Jumping spiders are sometimes mistaken for a more dangerous arachnid species, but these adorable little creatures needn't be feared and you shouldn't feel the need to kill them. In fact, some are even kept as pets. There are many species of jumping spider, but they all can be differentiated by their eyes and furry bodies. They have four pairs of eyes and the middle two are quite large. Though they're most likely to be found outside, they do sometimes choose to live near doors and windows where prey may enter. 

Southern house spider

Male southern house spiders are mistaken for brown recluse spiders.

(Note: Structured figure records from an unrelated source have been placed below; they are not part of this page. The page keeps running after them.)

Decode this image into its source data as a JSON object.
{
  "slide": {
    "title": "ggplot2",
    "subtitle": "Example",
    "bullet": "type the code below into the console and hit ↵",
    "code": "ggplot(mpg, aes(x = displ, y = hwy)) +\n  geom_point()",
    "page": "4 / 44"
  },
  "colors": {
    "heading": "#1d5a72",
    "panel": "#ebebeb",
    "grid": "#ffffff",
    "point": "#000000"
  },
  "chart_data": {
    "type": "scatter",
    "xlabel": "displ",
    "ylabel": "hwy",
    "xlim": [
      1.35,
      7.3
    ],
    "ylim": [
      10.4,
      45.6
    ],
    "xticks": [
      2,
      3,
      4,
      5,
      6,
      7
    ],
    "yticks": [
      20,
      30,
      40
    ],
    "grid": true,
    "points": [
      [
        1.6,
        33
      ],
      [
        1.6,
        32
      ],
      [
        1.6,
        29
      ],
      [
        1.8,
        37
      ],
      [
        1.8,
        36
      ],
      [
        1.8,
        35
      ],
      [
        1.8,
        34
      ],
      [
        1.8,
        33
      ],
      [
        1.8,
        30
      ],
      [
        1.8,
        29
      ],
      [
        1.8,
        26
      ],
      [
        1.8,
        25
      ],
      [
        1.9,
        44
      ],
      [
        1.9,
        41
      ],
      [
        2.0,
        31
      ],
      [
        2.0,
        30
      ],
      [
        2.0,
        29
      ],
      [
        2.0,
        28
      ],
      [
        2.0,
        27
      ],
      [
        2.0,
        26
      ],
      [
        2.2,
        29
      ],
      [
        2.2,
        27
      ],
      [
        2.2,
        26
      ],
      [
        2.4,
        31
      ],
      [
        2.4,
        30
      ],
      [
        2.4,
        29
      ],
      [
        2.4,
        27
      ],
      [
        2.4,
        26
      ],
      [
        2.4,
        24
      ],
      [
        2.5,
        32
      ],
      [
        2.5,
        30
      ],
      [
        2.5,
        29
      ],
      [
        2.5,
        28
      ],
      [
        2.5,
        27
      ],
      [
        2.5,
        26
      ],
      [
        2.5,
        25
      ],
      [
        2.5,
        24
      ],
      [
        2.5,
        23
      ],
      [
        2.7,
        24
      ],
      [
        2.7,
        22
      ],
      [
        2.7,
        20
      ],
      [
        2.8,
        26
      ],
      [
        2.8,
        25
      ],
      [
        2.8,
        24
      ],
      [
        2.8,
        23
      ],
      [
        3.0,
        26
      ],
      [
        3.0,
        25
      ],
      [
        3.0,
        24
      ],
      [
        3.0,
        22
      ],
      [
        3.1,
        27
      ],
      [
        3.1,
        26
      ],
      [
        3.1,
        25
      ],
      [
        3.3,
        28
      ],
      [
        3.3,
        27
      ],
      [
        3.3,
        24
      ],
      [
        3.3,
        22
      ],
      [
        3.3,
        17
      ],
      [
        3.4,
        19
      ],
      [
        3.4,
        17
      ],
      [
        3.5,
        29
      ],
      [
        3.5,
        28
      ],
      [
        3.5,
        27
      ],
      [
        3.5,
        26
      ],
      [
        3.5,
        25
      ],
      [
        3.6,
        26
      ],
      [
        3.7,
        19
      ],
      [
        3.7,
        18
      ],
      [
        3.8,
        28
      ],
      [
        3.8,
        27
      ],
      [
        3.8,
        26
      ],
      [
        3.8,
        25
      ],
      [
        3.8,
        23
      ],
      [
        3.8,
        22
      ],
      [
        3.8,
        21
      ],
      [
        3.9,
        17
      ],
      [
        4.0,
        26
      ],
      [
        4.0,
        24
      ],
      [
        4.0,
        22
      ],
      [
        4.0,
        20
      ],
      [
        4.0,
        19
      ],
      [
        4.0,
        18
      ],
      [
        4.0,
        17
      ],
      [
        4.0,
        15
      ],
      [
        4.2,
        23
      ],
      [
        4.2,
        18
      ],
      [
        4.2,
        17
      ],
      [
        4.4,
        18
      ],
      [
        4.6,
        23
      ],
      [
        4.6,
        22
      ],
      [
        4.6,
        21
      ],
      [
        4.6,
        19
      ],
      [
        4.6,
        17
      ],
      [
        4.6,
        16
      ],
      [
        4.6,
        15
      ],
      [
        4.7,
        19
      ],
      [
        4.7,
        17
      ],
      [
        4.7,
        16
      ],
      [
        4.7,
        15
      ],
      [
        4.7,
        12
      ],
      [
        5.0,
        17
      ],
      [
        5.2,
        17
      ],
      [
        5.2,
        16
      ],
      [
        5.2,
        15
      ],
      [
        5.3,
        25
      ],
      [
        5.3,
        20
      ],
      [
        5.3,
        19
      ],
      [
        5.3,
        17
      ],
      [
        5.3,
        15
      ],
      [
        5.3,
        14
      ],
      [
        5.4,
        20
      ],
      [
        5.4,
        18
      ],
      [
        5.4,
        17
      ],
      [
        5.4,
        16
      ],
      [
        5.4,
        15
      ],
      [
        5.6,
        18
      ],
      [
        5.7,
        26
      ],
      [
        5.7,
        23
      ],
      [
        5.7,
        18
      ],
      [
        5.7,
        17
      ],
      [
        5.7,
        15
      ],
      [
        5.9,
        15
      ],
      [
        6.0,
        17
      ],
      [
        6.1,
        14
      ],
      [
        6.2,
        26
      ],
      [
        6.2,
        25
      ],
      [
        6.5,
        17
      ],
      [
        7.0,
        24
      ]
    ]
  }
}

However, they are larger, and their violin-shaped marking is more narrow than that of their lookalike. You can also tell them apart by their eight eyes. As their name suggests, they are commonly found in homes in the American South. They like to build webs in small holes, cracks, and crevices, typically on the exterior of a building. 

Woodlouse spider

When a woodlouse spider scurries across your path, it's easy to misidentify. However, further inspection will reveal their unique characteristics. Many woodlouse spiders are reddish brown with light-colored cephalothorax. Their legs appear almost translucent and smooth without spines. While they have the same number of eyes as a recluse, their six eyes are arranged in an oval shape. 

Spitting spider

Many of the 252 species of spitting spider resemble a brown recluse. They have six eyes and most have similar colors. However, their bodies are multicolored and their legs have banding while the recluse does not. Spitting spiders pose no risk to humans and will keep to themselves in dark crevices, corners, and perhaps even under a radiator.